Barbed Wire Fences Make Good Neighbors

The thing about being in fantastic locales is that somebody's always got a better story than you. The locals all have crazy tales and the foreigners tend to be the more adventurous sort, and while this can throw off your barometer for a good yarn, you simply have to admire when somebody can begin a story by saying, "Well, it's kind of a complicated and dodgy tale as to how I got there, but okay, suffice to say that for a number of reasons I happened to find myself in a small polyclinic in the outer regions of Afghanistan..."

I can never compete. There was the time when I stupidly complained about DC Police to a Turkmen girl, for example. And whenever I complain about not having hot water, a Peace Corps volunteer is always on-hand to give me tips on the finer points of ice-bathing for two months. Just today, I was whining to my Georgian teacher about the noisy neighbor kids, and she sledgehammered my complaint by pulling the Stalin card.

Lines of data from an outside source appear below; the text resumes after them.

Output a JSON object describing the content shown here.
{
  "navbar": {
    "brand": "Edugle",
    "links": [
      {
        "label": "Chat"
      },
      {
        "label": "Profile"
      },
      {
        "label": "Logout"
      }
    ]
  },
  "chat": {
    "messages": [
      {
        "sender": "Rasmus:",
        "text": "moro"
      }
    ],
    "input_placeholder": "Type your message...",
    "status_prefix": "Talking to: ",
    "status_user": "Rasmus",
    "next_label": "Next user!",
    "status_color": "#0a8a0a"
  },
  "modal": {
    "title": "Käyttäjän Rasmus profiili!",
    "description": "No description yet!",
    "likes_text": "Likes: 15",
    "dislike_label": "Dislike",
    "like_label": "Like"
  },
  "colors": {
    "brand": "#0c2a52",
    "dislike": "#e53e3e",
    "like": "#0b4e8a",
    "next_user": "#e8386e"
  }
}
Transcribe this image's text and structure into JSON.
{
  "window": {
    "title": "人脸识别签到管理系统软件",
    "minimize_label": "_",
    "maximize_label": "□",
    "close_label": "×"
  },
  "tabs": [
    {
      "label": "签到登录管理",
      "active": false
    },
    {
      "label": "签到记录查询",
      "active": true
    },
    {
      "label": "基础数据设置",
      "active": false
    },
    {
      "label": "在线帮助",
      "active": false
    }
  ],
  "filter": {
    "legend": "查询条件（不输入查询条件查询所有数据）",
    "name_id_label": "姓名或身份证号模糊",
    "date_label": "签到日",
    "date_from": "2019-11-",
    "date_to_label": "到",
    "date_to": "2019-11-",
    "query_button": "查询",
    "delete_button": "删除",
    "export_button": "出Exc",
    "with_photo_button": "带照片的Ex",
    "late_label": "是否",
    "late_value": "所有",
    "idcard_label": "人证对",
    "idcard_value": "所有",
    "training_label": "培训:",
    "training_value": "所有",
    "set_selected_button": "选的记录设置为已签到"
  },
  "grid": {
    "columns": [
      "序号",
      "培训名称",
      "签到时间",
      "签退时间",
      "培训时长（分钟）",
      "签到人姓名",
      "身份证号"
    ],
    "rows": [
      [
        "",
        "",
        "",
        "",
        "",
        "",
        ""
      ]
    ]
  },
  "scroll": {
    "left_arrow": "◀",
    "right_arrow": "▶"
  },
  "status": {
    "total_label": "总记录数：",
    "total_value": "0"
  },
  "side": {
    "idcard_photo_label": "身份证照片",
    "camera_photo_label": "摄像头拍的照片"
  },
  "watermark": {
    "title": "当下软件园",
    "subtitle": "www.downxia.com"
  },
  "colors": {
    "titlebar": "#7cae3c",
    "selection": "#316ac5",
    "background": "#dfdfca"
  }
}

I guess when you live in the same apartment building as the grandson of a genocidal despot, you win the annoying-neighbor contest. She hadn't known he lived there, until she was waiting for the elevator one day and she saw Stalin walking towards her. He looks exactly like Stalin, she told me. He is a second Stalin. For effect, surely, he was for some reason wearing knee-high military boots and dress uniform. She turned pale and started shaking as he neared her. He put out his hands in a calming gesture and said: "Don't worry! I'm just his grandson."

This was years ago, and he no longer lives in the same building. Which is all well and good because Inga was just appointed head of their building association, and I don't envy whoever has to make second Stalin cough up the condo fees.